– Вы налаживаете отношения, так? Мне нужно письмо… Нужно, чтобы моя жена… Моя бывшая жена… Короче, от меня ушла жена.
– Простите, как ваше имя-отчество?
– Петр Назарович.
– Петр Назарович, мы сделаем все необходимое и возможное. Но для начала нужно, чтобы вы спокойно обо всем рассказали.
– А я и рассказываю! – Мужчина был на взводе.
– У меня к вам предложение. Давайте мы встретимся. Телефон – не лучший способ понять друг друга. – Говоря это, Стемнин поражался своим невесть откуда взявшимся дипломатическим повадкам.
– Да я ведь работаю…
– В выходные вам удобно?
– Гражданин хороший!
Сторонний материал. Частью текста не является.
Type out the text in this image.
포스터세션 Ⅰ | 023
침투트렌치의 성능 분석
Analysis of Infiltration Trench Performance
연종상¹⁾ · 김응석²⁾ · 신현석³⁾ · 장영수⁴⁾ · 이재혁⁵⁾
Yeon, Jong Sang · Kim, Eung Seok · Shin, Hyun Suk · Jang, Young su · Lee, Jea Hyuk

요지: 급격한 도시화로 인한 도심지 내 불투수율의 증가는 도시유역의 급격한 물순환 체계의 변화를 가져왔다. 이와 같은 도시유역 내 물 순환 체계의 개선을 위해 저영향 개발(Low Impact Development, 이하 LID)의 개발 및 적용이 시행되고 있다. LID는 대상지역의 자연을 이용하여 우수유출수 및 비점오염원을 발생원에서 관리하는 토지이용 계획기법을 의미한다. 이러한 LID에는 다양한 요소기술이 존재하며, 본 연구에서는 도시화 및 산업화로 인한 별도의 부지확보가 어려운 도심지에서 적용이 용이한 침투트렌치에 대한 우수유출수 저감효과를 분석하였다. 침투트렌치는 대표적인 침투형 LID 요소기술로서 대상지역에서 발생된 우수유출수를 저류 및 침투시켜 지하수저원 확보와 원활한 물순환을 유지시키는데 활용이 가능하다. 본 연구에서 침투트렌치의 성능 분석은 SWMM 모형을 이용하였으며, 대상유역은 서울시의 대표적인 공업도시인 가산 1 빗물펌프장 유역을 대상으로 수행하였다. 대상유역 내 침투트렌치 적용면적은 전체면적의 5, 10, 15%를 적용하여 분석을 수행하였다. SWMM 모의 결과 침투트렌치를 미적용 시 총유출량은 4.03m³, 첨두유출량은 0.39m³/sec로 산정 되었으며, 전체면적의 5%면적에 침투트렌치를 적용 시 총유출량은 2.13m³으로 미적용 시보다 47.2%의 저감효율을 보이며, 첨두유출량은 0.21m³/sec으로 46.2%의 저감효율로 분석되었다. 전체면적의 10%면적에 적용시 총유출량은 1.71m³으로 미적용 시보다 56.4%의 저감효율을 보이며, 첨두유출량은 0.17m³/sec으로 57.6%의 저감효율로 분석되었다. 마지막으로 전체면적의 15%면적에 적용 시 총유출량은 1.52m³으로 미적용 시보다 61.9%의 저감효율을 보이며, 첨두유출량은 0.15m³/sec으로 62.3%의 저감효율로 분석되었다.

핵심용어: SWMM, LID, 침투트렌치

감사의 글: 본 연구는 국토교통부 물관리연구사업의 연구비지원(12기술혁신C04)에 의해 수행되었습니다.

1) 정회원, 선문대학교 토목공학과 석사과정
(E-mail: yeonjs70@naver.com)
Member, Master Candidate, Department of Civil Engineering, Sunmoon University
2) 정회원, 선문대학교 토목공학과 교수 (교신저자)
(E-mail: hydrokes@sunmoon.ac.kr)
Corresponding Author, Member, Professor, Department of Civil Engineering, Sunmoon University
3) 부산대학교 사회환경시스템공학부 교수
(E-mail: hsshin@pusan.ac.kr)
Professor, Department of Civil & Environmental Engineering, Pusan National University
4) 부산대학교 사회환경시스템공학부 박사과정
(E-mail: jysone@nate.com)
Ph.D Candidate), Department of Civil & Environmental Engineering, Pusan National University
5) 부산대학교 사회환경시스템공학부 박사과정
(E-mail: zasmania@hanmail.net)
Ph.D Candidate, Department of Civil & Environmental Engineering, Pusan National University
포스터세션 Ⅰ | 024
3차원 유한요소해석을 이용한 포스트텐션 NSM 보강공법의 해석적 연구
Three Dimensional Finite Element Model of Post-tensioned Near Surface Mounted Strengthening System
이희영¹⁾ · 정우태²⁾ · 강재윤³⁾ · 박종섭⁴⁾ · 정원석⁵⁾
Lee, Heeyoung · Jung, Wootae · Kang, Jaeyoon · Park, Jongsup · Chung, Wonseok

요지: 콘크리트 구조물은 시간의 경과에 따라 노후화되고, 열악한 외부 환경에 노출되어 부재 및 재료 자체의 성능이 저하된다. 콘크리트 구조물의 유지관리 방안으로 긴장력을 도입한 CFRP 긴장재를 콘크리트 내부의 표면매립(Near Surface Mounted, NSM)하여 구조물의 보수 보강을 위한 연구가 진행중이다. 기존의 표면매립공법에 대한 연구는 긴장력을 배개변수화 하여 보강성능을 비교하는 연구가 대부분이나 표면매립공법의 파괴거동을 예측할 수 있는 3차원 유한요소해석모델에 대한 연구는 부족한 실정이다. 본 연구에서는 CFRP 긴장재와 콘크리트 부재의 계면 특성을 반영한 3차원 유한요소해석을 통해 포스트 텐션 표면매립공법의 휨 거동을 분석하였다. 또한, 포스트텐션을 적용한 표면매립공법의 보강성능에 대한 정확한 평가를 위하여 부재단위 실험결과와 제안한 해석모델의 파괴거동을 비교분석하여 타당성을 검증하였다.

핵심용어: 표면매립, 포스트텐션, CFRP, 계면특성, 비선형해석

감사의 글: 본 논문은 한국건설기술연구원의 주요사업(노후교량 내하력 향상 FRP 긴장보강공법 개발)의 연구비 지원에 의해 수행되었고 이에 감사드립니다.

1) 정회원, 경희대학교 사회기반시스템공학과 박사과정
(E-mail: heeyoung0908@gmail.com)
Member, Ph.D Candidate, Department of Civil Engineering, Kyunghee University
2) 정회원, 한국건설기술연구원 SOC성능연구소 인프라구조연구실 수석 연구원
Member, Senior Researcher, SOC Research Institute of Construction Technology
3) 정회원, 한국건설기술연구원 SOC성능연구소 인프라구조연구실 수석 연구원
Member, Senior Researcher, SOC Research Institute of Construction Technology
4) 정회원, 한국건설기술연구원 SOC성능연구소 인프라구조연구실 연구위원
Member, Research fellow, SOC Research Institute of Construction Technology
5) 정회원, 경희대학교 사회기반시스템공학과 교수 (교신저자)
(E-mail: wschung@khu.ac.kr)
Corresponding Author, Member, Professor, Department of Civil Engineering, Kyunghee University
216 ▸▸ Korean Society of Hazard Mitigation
Мне бы поскорее… Душа не на месте…
Договорились встретиться в Измайлово. На свежем воздухе.
В течение трех дней, остававшихся до встречи, Стемнин аврально отращивал бороду: лицо в зеркале было неубедительно. Но борода к назначенному сроку не выросла, щетина имела вид похмельный, и пришлось ее сбрить. Ни на одно свидание он не собирался так придирчиво. Пестрая рубашка? Белая? С галстуком? Черные брюки от костюма? Может, тогда и пиджак? Но нужно ли походить на клерка? Или как раз лучше выглядеть творчески индивидуально? Даже не без чудачества…
4
На станции «Измайловский парк» имеется лишний путь, расходящийся в две гулкие противоположности. По бокам перрона горят лампочки, словно на взлетной полосе. Даже в самый жаркий день из пус тых темных шахт тянет осенней сыростью. В брюках со стрелками и в маковой рубахе, с офисной папкой и непричесанный, Стемнин явился на пятнадцать минут раньше времени. Однако Петр Назарович, как выяснилось, был уже на месте.
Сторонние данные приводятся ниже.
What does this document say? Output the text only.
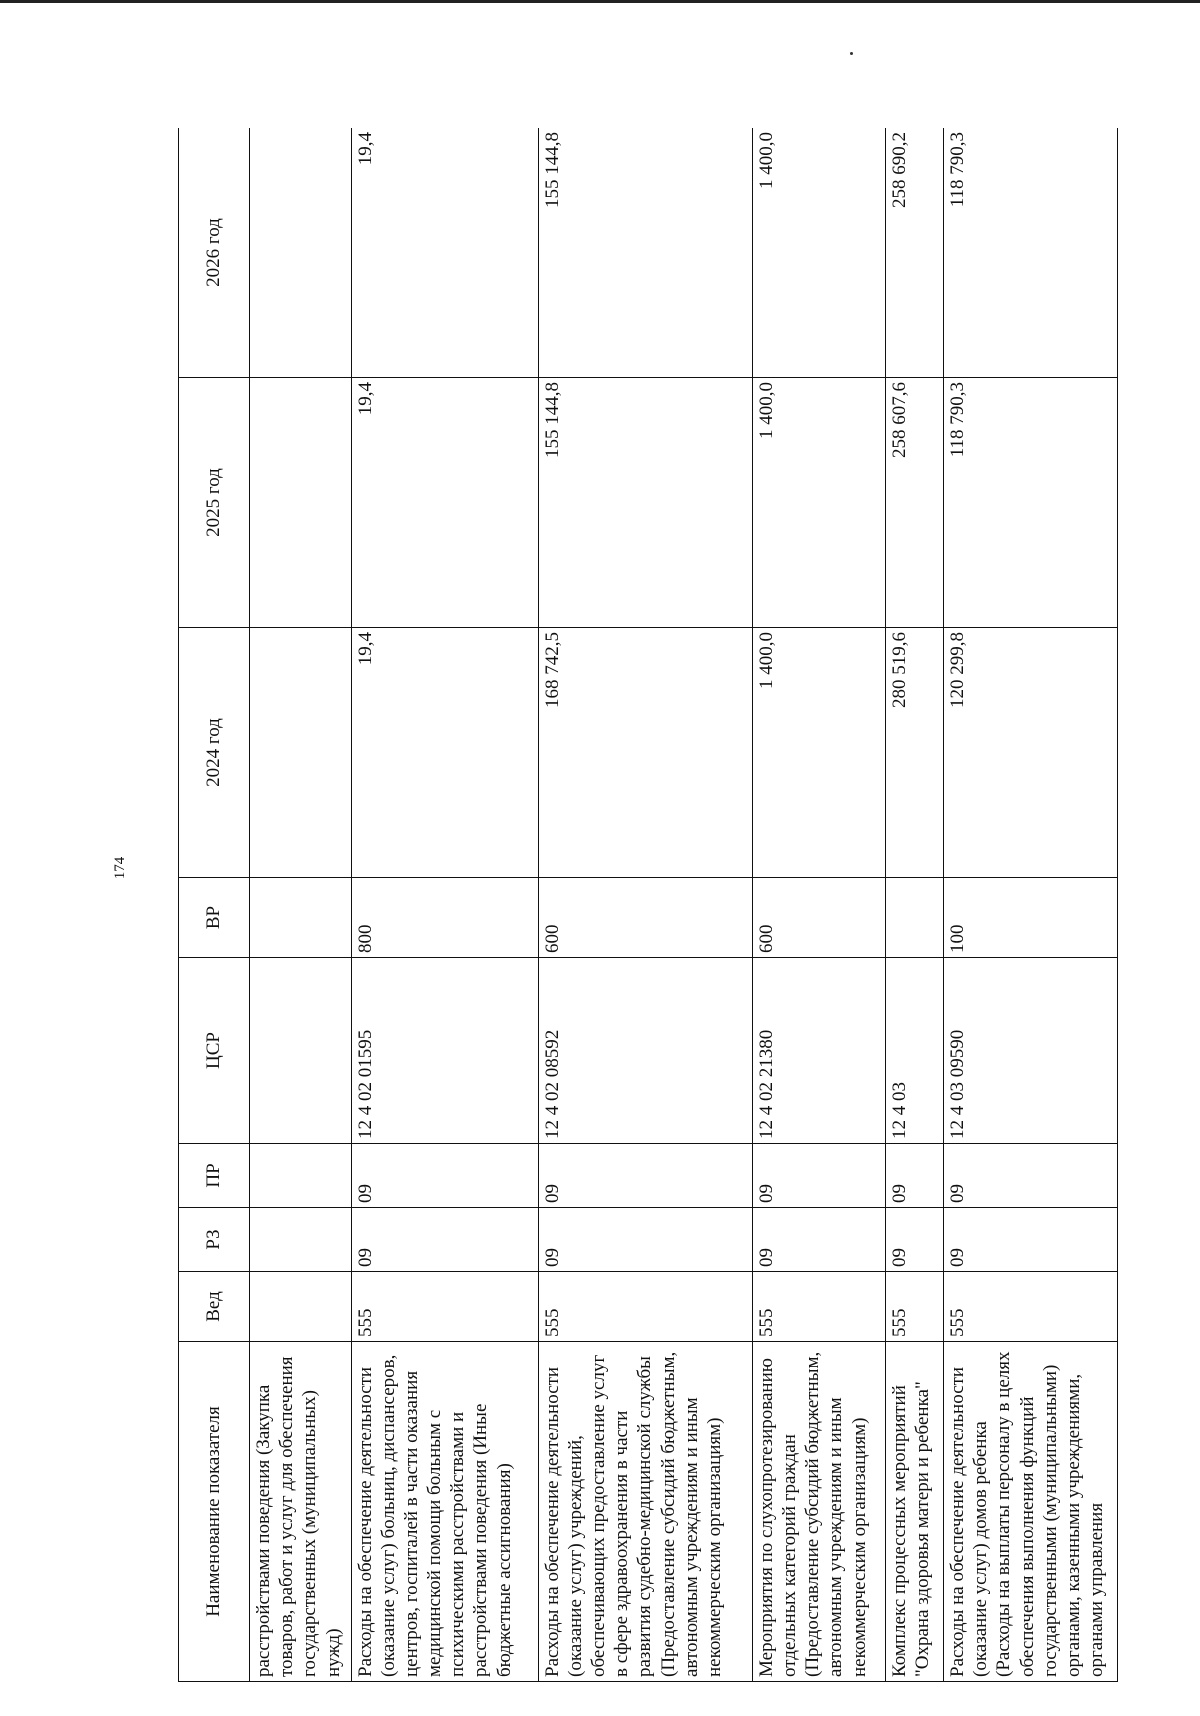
174
Наименование показателя	Вед	РЗ	ПР	ЦСР	ВР	2024 год	2025 год	2026 год
расстройствами поведения (Закупка товаров, работ и услуг для обеспечения государственных (муниципальных) нужд)								
Расходы на обеспечение деятельности (оказание услуг) больниц, диспансеров, центров, госпиталей в части оказания медицинской помощи больным с психическими расстройствами и расстройствами поведения (Иные бюджетные ассигнования)	555	09	09	12 4 02 01595	800	19,4	19,4	19,4
Расходы на обеспечение деятельности (оказание услуг) учреждений, обеспечивающих предоставление услуг в сфере здравоохранения в части развития судебно-медицинской службы (Предоставление субсидий бюджетным, автономным учреждениям и иным некоммерческим организациям)	555	09	09	12 4 02 08592	600	168 742,5	155 144,8	155 144,8
Мероприятия по слухопротезированию отдельных категорий граждан (Предоставление субсидий бюджетным, автономным учреждениям и иным некоммерческим организациям)	555	09	09	12 4 02 21380	600	1 400,0	1 400,0	1 400,0
Комплекс процессных мероприятий "Охрана здоровья матери и ребенка"	555	09	09	12 4 03		280 519,6	258 607,6	258 690,2
Расходы на обеспечение деятельности (оказание услуг) домов ребенка (Расходы на выплаты персоналу в целях обеспечения выполнения функций государственными (муниципальными) органами, казенными учреждениями, органами управления	555	09	09	12 4 03 09590	100	120 299,8	118 790,3	118 790,3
Маленького роста, с поседевшими комсомольскими вихрами, в сером костюме, Петр Назарович играл желваками и монументально смотрел вбок. Видно, он приехал прямо с работы. Под рукавами вились солевые разводы. По особой прямолинейности черт сразу видно было, что он технарь.
Наверху у метро на них набросились агенты, предлагающие гостиничные номера, потом несколько женщин, продающих «домашних жареных курочек и горячую картошечку». У входа в парк посетителей подкарауливали могучий фотограф со змеей, хлипкий фотограф с обезьяной, старый фотограф с попугаем и пьяный фотограф с медвежонком. Продавались воздушные шары, попкорн, в стеклянном кубе медленно прялась розовая сахарная вата.
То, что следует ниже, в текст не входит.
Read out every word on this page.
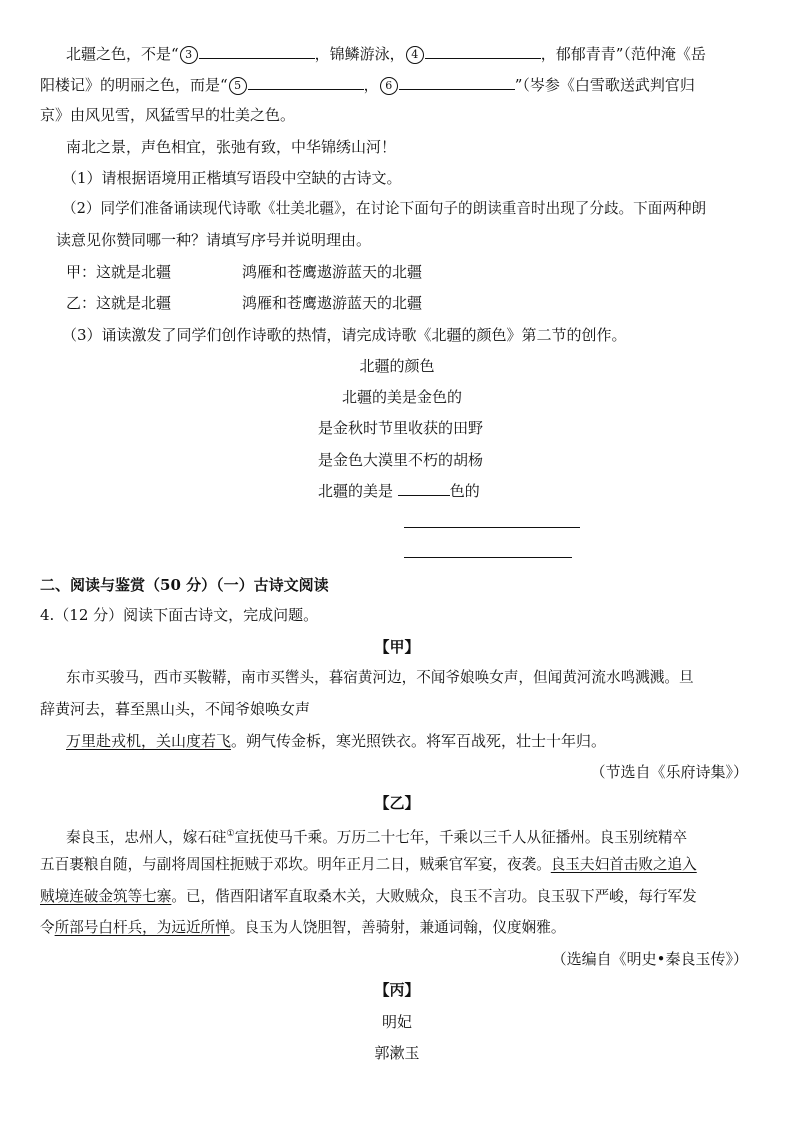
北疆之色，不是“ 3	，锦鳞游泳， 4	，郁郁青青”（范仲淹《岳
阳楼记》的明丽之色，而是“ 5	， 6	”（岑参《白雪歌送武判官归
京》由风见雪，风猛雪早的壮美之色。
南北之景，声色相宜，张弛有致，中华锦绣山河！
（1）请根据语境用正楷填写语段中空缺的古诗文。
（2）同学们准备诵读现代诗歌《壮美北疆》，在讨论下面句子的朗读重音时出现了分歧。下面两种朗
读意见你赞同哪一种？请填写序号并说明理由。
甲：这就是北疆	鸿雁和苍鹰遨游蓝天的北疆
乙：这就是北疆	鸿雁和苍鹰遨游蓝天的北疆
（3）诵读激发了同学们创作诗歌的热情，请完成诗歌《北疆的颜色》第二节的创作。
北疆的颜色
北疆的美是金色的
是金秋时节里收获的田野
是金色大漠里不朽的胡杨
北疆的美是	色的
二、阅读与鉴赏（50 分）（一）古诗文阅读
4.（12 分）阅读下面古诗文，完成问题。
【甲】
东市买骏马，西市买鞍鞯，南市买辔头，暮宿黄河边，不闻爷娘唤女声，但闻黄河流水鸣溅溅。旦
辞黄河去，暮至黑山头，不闻爷娘唤女声
万里赴戎机，关山度若飞。朔气传金柝，寒光照铁衣。将军百战死，壮士十年归。
（节选自《乐府诗集》）
【乙】
秦良玉，忠州人，嫁石砫①宣抚使马千乘。万历二十七年，千乘以三千人从征播州。良玉别统精卒
五百裹粮自随，与副将周国柱扼贼于邓坎。明年正月二日，贼乘官军宴，夜袭。良玉夫妇首击败之追入
贼境连破金筑等七寨。已，偕酉阳诸军直取桑木关，大败贼众，良玉不言功。良玉驭下严峻，每行军发
令所部号白杆兵，为远近所惮。良玉为人饶胆智，善骑射，兼通词翰，仪度娴雅。
（选编自《明史•秦良玉传》）
【丙】
明妃
郭漱玉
– Ну, вы кто вообще? Психолог, что ли? – спросил наконец Петр Назарович.
– Вроде того, – уклончиво отвечал Стемнин. – Вон, смотрите, свободная скамейка.
Они свернули на боковую дорожку. Не успели они сесть, как по главной аллее прошли три бородатых казака в серых кителях, широких синих галифе с лампасами и в папахах.
– Небось мозги уже вкрутую. По такой жаре… – проворчал Петр Назарович, провожая казаков насмешливым взглядом.
Стемнин хотел было ответить, что под каждой папахой сухой лед, но удержался: неулыбчивость казалась ему необходимым свойством новой профессии. Он достал из папки два листа бумаги, бережно расстелил их на скамейке, и они уселись.
– Петр Назарович, – начал Стемнин официально, – мне бы хотелось, чтобы вы подробно рассказали о своих обстоятельствах.
Качались тени ясеней и вязов. По небу ползли несвежие облака.
– Да-а. Обстоятельства… Херовые обстоятельства, вот что я скажу.
Мужчина умолк на минуту, видимо, все взвешивая в последний раз.
Ему пятьдесят восемь. С детства горбатился, содержал семью. Родителям помогал да своих подымал. Нонна, жена, не работала, дом вела, дочек воспитывала. Да, он хозяин, он глава семьи, так было изначально. Его слово всегда было законом. Бывал ли груб? Да, мог и по-плохому. А как иначе? Невозможно все разжевывать по три часа. Она терпела. Иногда не разговаривали с неделю. Потом вроде забывалось.